Home Video Hovel: Exhibition, by Craig Schroeder
It’s often said that the greatest guitar players can be identified by just a single lick or bar. They’ve established a sound so unique that every bit of their music is mired with a quality all their own. Certain filmmakers have similar trademarks. If one-hundred directors were to film the same scene, you’d almost certainly be able to pick out the Kubrick, Hitchcock or Polanski scenes. These directors are able to create a world in their films that aren’t mere facsimiles of our world, but instead, fully realized, breathing organisms entirely of their doing. If Exhibition is any indicator, director Joanna Hogg is well on her way to being the sort of director whose keen eye, composition and framing make her one of the elite directors whose films can be identified merely by breathing in the world of the film.
Exhibition follows D (Viviane Albertine, of British post-punk band The Slits), a conceptual artist, and H (Liam Gillick, an actual conceptual artist), an architect. The middle-aged couple are planning to sell their home of eighteen years, a boxy, beautiful structure that resembles a bomb shelter from the outside and a modern art museum on the inside.
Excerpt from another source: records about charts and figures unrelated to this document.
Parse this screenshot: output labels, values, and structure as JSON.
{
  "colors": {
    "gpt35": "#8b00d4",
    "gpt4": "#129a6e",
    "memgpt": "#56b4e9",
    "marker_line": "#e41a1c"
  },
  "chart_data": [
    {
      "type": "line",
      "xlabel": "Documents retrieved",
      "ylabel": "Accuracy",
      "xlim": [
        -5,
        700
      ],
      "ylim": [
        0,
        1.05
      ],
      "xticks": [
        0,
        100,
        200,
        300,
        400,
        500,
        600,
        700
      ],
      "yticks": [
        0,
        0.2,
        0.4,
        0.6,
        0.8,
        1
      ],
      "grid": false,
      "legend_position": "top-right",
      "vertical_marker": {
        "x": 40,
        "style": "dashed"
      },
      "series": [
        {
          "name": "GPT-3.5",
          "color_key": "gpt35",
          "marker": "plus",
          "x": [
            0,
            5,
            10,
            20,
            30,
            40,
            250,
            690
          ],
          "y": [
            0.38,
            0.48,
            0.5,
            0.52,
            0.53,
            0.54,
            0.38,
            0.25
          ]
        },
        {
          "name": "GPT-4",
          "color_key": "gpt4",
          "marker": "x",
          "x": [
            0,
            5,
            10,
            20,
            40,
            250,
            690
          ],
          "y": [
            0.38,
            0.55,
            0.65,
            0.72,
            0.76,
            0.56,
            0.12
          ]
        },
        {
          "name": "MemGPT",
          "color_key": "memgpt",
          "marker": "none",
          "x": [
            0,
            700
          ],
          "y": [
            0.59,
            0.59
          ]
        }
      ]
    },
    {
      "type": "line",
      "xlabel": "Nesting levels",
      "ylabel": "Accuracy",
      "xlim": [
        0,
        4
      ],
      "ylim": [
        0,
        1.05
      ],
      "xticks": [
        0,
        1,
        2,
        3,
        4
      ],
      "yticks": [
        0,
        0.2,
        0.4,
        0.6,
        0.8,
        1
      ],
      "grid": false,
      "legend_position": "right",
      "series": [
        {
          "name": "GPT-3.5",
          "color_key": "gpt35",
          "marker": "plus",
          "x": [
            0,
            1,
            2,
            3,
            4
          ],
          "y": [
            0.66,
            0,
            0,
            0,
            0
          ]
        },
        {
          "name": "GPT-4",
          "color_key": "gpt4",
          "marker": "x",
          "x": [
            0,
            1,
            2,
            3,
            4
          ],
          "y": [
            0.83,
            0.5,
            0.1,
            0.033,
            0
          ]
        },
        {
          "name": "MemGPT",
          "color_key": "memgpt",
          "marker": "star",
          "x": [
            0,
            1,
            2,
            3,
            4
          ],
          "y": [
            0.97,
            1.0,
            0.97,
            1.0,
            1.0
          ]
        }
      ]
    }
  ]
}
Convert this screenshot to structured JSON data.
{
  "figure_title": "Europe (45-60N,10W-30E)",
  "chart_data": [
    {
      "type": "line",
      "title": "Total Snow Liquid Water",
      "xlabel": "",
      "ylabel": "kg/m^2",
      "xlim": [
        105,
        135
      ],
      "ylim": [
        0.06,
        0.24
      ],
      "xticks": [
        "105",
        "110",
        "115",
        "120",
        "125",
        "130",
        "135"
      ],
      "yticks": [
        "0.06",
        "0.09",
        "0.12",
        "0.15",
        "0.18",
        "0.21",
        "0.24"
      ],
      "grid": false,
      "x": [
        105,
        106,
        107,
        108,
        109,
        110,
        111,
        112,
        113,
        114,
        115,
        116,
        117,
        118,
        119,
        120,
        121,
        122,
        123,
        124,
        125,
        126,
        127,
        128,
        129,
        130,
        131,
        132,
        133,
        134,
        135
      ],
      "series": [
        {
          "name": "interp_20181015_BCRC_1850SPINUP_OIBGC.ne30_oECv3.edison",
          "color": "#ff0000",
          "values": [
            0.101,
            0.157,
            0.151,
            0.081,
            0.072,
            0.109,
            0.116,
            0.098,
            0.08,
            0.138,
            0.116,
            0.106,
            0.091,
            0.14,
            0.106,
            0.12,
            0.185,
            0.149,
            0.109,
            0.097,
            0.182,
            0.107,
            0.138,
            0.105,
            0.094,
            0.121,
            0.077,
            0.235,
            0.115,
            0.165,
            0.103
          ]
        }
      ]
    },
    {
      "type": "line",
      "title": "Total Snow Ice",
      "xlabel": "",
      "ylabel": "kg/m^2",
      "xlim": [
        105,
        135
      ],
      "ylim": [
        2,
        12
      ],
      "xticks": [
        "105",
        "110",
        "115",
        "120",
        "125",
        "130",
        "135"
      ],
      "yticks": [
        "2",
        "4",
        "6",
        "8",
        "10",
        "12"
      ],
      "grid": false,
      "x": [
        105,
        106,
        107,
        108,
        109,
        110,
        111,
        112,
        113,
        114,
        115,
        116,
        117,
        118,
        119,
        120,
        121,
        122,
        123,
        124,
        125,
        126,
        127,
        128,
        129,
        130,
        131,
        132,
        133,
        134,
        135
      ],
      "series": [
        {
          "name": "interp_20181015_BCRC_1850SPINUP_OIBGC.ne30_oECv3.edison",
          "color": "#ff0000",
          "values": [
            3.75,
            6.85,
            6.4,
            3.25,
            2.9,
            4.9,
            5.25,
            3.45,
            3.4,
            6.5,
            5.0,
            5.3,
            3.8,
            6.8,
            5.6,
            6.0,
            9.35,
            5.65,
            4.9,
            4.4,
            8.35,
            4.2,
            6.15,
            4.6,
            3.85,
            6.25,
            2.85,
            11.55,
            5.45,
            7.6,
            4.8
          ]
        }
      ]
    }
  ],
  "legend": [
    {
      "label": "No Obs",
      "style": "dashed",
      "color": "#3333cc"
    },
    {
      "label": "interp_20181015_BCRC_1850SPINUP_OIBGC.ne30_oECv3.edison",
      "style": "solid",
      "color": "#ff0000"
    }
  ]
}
D and H live a comfortable life. Their relationship isn’t on the verge of implosion but it’s also seen more intimate days and passionate nights. The approaching sale of their home forces the couple to reevaluate their relationship, not just to each other but to their respective art forms.
Exhibition is Joanna Hogg’s third film. And it is stunning. Hogg, who also wrote the film, is a minimalist. There’s not a lot of motion to Hogg’s camera, but she has an uncanny ability to frame a stagnant shot in the most compelling way. D, the film’s lead, works on her art (she’s a conceptual artist whose work involves intricately planned poses and bizarre costumes that highlight her nude figure) in a room with a panoramic window overlooking a busy London street. Hogg and cinematographer Ed Rutherford are able to take D’s room and open it up or condense it, transform it into a public stage for D’s work or a private lair for her experiments; the room, and how the camera follows D in said room, evolve with the character. Conversely, H works in an upstairs room, small and contained. And Hogg and Rutherford are able to cater the shot and lighting to H’s personality. Not only does Hogg have an unreal ability to tell a story through lighting and framing, much of Exhibition is an assault on the senses. Though the film is quiet and timid, Hogg turns this insular, subdued story into a riveting examination of a couple in crisis. Long, unbroken shots of D thinking or lying still are collocated with the violent sounds of construction, car horns and the unsettling sounds of a groaning home. Exhibition is not an easy film, it’s a showcase in visual storytelling and doesn’t leave room for dialogue or exposition. Characters don’t say what they should. Tensions arise and aren’t addressed. But what could be an inaccessible film, is not. Exhibition is a challenging film, filled with reward.
One of the biggest rewards in Exhibition is, in fact, the most accessible: the performances of both Viviane Albertine and Liam Gillick. The ease of their performances and their ability to isolate the essence of two complicated people would suggest years of experience between the two. Yet that suggestion would be completely misguided, as this is the first credit for either Albertine or Gillick. EVER. Like, “Actor (1)” on their IMDb page. It’s un-fucking-real. Not only are the pair individually wonderful, but they make choices as a couple that give them more chemistry than some of Hollywood’s most famed duos. Not only are the performances emotionally raw, but both actors, each of them over fifty, are fearless. Eighty percent of the film is comprised of long, stagnant shots of the two actors, together or alone. There’s little dialogue. The conflict of the film resides in what Albertine and Gillick are able to do in moments of stillness and quiet.
There’s an unease to Exhibition that, frankly, I can understand if someone were to find off-putting. D and H are a specific couple. Living a specific life. With very specific trials. It’s hard to find a way in. It’s a film from a unique perspective that I can understand a person being as isolated by as I was engaged. But there’s an honesty to Hogg’s film that is uplifting and optimistic. Exhibition will challenge your perspective on art and love. And whether it’s a perspective you can relate to or not, it’s one so realized and fleshed-out within the film’s one-hundred and one minutes, it’s impossible for me to do anything else but recommend it.